An employer’s guide to competency based interviews

 

When you are looking to bring in new employees one of the most important and most delicate parts of the process is the competency based interview stage. It is very easy to make interview mistakes, and those mistakes could lead to getting the wrong people in, lost money,time and energy.Doug Walner, CEO of Psychological Services Inc, produced a useful article highlighting that bad recruitment decisions can have numerous negative repercussions, beyond the obvious ones you might expect.

If you want to hire the best candidate, and who doesn’t? You should follow competency based interview best practice. You must know how to design questions that are effective and will help you compare candidates and get the right ones for the demands of the role.

Here is what you have to do:

Interview Preparation

A day or two to the interview, you have to put time aside to prepare for the interview and draft questions. Steve, of Express Staffing, explains that “it is interview preparation that really gets you the right results. If you know what exactly what it is you need from people to be successful in the job then you will be far more likely to recruit well. People tend to recruit people they like, when they should be recruiting people that are competent for the target role.”

You should draft the questions after you have gone through the following elements:

  • Revisit the reasons that you are looking to fill the position
  • In what ways can the individual fail in the position?
  • What is the individual expected to accomplish to be deemed successful in the role?
  • What attributes is the individual expected to have to be able to fit in and thrive in the role?
  • What environmental challenges is he/she expected to overcome (resources, politics, bureaucracy etc.)

Break down the requirements into knowledge, skills, attitudes and personality factors (traits). These are known as KSATS. When you have done this you can measure answers against what you are looking for in a highly focused way.

When you have the competencies you are assessing you should work out at most 8 interview sections. Each section could look at related KSATs by targeting questions to draw out experiences that will help you assess the candidate’s ability on them.  You can further narrow things down if you are able to quantify just how important the various KSATs are to succeed in the role.

The next step is to decide on the numbers on the different sections that qualifycandidates for the role.You can then have clear metrics for each section, weighted by how crucial each characteristic is for the role.

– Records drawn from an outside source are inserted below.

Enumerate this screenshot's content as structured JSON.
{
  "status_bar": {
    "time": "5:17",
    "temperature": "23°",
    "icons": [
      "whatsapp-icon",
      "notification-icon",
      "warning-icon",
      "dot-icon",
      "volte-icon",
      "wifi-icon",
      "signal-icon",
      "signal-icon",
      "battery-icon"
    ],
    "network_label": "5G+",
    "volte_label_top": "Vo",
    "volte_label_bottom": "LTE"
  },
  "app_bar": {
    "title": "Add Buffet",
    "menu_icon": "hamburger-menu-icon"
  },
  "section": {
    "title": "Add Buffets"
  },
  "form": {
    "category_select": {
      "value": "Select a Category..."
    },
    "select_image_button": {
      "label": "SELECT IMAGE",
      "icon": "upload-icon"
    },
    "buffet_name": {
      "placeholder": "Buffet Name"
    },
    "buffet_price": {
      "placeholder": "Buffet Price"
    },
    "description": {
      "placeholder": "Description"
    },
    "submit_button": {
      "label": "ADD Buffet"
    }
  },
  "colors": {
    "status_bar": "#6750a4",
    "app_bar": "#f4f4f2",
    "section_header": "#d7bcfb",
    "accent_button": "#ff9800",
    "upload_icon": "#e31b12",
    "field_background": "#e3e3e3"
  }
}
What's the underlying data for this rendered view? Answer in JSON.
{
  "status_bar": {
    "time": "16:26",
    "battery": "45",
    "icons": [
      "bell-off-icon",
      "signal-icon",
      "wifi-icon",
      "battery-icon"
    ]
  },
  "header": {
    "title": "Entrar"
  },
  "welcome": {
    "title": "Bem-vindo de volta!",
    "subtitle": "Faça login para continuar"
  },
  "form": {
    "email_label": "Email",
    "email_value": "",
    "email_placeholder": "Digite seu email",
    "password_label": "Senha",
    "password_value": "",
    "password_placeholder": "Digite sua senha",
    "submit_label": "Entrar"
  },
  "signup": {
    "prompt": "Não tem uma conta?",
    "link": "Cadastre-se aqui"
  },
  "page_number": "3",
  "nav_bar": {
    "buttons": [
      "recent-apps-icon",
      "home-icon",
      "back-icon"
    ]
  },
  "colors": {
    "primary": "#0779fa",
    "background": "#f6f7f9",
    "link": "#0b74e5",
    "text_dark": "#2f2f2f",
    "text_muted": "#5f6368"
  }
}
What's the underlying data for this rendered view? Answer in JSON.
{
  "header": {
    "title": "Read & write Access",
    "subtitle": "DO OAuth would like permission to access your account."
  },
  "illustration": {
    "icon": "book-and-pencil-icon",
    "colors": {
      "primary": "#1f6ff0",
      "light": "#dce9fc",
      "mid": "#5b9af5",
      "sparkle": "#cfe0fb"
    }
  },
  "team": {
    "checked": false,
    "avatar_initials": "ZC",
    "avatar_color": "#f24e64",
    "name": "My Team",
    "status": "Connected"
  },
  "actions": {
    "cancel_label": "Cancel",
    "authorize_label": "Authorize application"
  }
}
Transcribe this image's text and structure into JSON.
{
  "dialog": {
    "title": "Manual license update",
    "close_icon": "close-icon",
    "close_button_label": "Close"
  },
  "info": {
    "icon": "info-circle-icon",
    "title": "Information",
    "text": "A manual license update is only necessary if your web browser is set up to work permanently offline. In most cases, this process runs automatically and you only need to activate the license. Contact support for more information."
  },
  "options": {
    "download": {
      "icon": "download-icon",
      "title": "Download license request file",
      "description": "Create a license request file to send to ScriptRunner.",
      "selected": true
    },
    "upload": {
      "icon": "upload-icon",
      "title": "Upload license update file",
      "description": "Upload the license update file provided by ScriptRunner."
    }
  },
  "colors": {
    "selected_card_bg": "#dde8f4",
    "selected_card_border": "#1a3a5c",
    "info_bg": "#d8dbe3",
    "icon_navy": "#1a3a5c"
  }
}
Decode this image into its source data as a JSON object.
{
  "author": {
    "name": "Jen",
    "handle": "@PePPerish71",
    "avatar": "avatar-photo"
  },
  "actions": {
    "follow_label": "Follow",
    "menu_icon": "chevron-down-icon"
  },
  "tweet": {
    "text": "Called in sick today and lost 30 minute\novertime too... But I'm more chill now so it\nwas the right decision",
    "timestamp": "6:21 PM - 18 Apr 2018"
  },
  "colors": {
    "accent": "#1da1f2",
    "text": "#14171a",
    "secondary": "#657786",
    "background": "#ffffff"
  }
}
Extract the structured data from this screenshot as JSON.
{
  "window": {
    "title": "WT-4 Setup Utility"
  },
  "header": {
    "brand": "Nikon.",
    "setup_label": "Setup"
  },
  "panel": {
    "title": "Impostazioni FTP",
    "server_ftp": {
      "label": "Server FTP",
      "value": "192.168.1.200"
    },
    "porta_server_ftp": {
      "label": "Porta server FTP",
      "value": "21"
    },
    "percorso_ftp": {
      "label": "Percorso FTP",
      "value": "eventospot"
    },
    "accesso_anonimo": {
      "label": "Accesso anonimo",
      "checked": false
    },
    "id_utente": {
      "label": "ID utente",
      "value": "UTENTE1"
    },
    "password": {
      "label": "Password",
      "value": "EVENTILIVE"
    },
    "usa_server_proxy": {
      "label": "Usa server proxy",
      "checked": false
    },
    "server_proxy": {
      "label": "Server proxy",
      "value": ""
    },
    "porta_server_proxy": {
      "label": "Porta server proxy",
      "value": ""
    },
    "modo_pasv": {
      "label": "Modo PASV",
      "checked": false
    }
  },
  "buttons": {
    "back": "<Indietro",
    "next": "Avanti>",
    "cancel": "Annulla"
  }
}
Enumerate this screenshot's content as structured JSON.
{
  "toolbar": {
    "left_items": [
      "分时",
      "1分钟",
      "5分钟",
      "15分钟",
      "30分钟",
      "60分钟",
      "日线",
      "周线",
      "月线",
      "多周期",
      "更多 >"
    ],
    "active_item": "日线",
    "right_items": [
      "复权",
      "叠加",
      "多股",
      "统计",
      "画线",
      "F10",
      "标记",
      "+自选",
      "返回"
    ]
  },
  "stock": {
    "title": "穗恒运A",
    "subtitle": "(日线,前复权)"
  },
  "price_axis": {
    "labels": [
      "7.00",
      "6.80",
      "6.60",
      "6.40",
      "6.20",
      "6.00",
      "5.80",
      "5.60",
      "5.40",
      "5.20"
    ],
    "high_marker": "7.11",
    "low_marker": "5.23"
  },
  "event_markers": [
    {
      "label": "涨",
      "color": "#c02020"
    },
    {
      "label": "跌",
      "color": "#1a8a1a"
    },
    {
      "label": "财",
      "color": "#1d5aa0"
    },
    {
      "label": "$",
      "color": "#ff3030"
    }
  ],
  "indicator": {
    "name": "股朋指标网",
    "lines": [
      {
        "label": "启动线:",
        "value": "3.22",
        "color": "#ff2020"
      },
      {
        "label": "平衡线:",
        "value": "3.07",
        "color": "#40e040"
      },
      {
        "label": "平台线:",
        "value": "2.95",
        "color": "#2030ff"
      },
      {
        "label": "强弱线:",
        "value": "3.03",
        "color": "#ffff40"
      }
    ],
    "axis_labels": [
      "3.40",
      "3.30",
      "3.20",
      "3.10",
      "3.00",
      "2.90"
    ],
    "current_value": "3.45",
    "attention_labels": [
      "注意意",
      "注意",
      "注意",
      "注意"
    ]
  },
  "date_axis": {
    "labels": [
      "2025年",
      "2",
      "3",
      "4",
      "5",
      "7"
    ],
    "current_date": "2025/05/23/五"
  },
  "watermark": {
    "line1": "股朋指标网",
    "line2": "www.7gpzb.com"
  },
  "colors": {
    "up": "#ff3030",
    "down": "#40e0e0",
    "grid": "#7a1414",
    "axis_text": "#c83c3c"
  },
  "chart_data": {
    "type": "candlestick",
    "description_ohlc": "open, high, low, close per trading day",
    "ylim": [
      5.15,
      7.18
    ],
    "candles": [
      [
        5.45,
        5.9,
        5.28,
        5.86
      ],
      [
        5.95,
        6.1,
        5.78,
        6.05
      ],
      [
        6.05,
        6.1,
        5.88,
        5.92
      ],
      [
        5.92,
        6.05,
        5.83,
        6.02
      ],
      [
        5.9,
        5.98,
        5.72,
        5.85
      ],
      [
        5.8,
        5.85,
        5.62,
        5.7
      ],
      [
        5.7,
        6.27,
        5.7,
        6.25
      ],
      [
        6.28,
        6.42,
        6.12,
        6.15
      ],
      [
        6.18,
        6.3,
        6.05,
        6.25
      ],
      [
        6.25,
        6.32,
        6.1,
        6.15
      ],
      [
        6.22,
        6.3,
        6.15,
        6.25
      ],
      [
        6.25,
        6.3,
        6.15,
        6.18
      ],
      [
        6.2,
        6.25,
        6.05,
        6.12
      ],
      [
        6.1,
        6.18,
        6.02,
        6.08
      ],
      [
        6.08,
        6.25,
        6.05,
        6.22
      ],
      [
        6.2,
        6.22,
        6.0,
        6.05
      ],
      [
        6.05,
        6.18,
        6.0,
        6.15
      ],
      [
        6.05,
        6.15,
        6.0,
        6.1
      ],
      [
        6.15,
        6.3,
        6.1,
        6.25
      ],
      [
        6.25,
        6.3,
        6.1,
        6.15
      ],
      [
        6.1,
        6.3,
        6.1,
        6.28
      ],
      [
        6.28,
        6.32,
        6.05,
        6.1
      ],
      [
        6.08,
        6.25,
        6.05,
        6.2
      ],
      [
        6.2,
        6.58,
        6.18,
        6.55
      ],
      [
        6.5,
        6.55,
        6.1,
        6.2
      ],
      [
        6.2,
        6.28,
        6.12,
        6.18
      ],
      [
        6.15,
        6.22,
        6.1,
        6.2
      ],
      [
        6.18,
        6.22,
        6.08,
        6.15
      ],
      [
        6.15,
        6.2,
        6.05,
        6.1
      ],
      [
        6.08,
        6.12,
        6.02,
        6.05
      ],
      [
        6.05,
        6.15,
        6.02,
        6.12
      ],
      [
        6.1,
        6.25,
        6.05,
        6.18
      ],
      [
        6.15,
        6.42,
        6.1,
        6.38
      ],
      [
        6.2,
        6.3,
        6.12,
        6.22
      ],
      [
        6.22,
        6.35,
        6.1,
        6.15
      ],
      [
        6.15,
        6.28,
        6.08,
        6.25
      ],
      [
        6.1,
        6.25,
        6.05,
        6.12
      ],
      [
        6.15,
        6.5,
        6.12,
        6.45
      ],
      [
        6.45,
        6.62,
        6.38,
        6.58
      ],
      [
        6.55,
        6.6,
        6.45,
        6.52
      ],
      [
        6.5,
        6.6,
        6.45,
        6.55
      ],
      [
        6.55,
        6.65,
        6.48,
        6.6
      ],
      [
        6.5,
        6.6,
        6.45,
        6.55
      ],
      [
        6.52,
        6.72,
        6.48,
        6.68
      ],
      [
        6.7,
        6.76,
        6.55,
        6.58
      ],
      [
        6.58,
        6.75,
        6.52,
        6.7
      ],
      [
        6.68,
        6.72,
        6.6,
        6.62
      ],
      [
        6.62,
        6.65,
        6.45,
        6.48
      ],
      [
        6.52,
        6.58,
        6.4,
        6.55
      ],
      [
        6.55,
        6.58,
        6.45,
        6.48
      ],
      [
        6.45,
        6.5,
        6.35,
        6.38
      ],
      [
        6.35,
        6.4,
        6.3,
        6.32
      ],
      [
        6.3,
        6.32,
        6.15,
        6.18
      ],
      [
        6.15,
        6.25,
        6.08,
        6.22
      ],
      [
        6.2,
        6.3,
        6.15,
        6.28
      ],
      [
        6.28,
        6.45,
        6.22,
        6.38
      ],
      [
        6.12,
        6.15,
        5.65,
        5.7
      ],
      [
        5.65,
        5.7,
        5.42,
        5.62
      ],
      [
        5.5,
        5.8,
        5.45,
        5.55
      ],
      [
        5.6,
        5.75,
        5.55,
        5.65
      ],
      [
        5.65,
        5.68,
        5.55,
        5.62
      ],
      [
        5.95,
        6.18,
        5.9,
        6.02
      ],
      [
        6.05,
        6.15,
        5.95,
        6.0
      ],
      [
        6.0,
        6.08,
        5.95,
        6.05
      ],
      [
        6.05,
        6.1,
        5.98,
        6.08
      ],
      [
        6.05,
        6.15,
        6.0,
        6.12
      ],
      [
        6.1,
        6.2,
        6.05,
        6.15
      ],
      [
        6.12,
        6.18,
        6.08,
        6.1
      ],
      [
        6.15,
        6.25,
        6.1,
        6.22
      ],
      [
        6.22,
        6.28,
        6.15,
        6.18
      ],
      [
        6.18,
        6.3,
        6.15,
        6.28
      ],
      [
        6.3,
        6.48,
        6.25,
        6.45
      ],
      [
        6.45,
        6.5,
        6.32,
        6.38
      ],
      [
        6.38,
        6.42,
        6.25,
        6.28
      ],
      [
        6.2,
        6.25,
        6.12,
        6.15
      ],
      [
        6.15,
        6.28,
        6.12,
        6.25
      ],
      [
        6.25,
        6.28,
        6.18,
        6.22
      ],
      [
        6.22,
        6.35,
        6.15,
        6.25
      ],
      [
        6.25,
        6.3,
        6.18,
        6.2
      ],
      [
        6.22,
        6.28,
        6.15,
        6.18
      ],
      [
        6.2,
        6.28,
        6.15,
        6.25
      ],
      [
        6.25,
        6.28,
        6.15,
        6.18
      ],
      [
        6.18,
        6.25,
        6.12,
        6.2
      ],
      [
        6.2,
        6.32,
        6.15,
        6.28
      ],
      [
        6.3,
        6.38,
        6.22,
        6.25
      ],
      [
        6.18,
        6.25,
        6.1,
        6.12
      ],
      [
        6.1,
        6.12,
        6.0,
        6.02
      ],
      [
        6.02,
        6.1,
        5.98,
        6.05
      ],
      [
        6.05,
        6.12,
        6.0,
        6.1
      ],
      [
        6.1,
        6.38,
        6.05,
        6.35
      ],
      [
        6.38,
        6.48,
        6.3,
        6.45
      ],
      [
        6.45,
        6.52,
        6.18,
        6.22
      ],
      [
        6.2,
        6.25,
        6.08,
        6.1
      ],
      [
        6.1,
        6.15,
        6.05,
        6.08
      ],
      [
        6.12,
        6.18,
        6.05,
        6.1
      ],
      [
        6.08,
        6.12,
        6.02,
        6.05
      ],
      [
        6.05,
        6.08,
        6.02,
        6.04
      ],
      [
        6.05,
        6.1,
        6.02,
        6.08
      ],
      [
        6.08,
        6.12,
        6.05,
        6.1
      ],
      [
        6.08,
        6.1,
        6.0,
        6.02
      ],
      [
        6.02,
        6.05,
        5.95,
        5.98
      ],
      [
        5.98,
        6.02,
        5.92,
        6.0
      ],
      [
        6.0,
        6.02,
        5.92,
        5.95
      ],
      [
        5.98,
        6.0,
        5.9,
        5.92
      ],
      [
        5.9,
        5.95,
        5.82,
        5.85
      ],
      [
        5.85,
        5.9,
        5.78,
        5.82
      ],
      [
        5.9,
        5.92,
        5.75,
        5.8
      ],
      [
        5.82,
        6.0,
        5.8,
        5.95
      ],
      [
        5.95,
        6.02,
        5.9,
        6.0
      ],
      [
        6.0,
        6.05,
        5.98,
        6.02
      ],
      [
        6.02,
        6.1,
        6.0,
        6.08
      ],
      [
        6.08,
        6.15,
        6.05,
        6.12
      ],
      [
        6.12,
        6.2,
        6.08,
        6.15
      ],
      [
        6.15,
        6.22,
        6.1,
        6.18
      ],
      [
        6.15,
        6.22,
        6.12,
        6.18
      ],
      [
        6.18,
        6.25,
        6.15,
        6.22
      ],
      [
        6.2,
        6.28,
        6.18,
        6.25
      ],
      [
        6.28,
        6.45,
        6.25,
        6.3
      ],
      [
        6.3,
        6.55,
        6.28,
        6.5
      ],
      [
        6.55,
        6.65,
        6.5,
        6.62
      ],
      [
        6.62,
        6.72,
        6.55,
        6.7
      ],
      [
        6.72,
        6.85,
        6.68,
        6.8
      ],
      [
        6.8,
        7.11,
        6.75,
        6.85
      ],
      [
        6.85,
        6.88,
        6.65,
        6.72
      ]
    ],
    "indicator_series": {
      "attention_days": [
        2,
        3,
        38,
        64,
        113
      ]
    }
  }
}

Once you have done this, you can go ahead and write questions with answers that will make it easy for you to judge the candidate based on the areas you have noted down. Interview Skills have put together a handy resource with lots of interview questions that relate to specific competencies. Use these and build upon them, or use your own questions.

Hours to the interview

As the time draws closer, you need to review the positions to be filled to make sure the assessment criteria are well understood by you and the rest of the interview panel.  Go through the application information for all the candidates and make notes of areas you think would be useful to probe.

At the interview

The first thing you should do when the candidate comes in is to welcome them and help them relax with a minute of small talk. Don’t make the mistake of jumping right in. Avoid distractions for both you and the candidate by keeping your phone on silent.  Go through the questions you have drawn up and take notes of the response. If you are close enough to the questions, and understand the competencies well enough, you can score the answers there and then. If the whole panel are doing so you can average scores and use them for post-interview evaluation and decisions.

By putting numbers around the interview process, and being highly focused, you can guard against natural bias and subjective judgements. You want to find people that can excel in the job, not people who you will enjoy socialising with.